Le journalisme, l’éducation et la justice étaient des valeurs que Madame Barry défendait avec acharnement. L’écrivaine Sergine Desjardins a écrit un ouvrage en deux tomes fort bien documentés sur le cheminement de Mme Barry, qui a aussi résidé à Trois-Pistoles et aux Escoumins durant sa vie. Les deux tomes de Mme Desjardins s’intitulent : Robertine Barry, la femme nouvelle, et on l’appelait Monsieur.

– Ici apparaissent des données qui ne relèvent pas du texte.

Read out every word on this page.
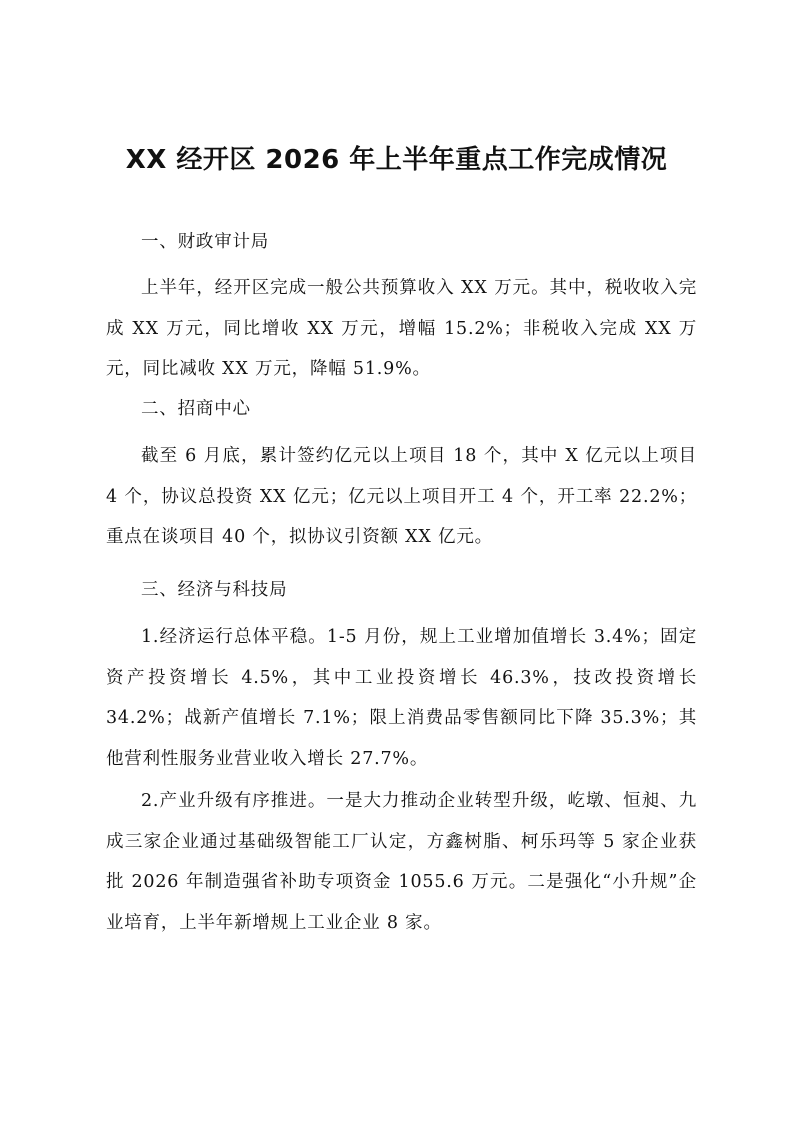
XX 经开区 2026 年上半年重点工作完成情况

一、财政审计局

上半年，经开区完成一般公共预算收入 XX 万元。其中，税收收入完成 XX 万元，同比增收 XX 万元，增幅 15.2%；非税收入完成 XX 万元，同比减收 XX 万元，降幅 51.9%。

二、招商中心

截至 6 月底，累计签约亿元以上项目 18 个，其中 X 亿元以上项目 4 个，协议总投资 XX 亿元；亿元以上项目开工 4 个，开工率 22.2%；重点在谈项目 40 个，拟协议引资额 XX 亿元。

三、经济与科技局

1.经济运行总体平稳。1-5 月份，规上工业增加值增长 3.4%；固定资产投资增长 4.5%，其中工业投资增长 46.3%，技改投资增长 34.2%；战新产值增长 7.1%；限上消费品零售额同比下降 35.3%；其他营利性服务业营业收入增长 27.7%。

2.产业升级有序推进。一是大力推动企业转型升级，屹墩、恒昶、九成三家企业通过基础级智能工厂认定，方鑫树脂、柯乐玛等 5 家企业获批 2026 年制造强省补助专项资金 1055.6 万元。二是强化“小升规”企业培育，上半年新增规上工业企业 8 家。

Enfin, le journaliste Maurice Gagnon a publié récemment dans Le Devoir un texte qui souligne le rôle important que Mme Barry a pu jouer dans la société et les répercussions qu’elle a eues. https://www.ledevoir.com/opinion/idees/569877/l-intimidation-au-temps-derobertine-barry

En conclusion, notre équipe serait particulièrement heureuse et reconnaissante si la région célébrait la contribution sociale de la journaliste Robertine Barry, soit en attribuant son nom à un édifice, à une rue ou à un parc. Nous lançons ici cette idée. Vous est-il possible de la faire cheminer dans votre milieu ?

Notre Fondation (www.fondationsandyburgess.ca) a pour première mission d’honorer la mémoire de ce grand communicateur qu’était Sandy Burgess, pour qui l’information et l’éducation étaient des priorités. Nous travaillons d’ailleurs à la rédaction d’un livre sur la vie et la carrière de Sandy Burgess. Une bourse est remise chaque année en collaboration avec la Fondation de l’UQAR. (La bourse est offerte par le regretté, Gonzague Drapeau) Dans le même esprit, notre Fondation contribue à l’organisation de conférences sur l’information en collaboration avec l’UQAR. C’est aussi notre désir de mettre en valeur le travail des personnes qui ont connu des carrières mémorables dans le monde régional de l’information. Mme Robertine Barry nous semble être une personnalité qui mérite amplement une plus grande visibilité.

Merci de votre attention. N’hésitez pas à me contacter pour plus de détails.

Veuillez agréer, Monsieur Lagacé, mes meilleures salutations.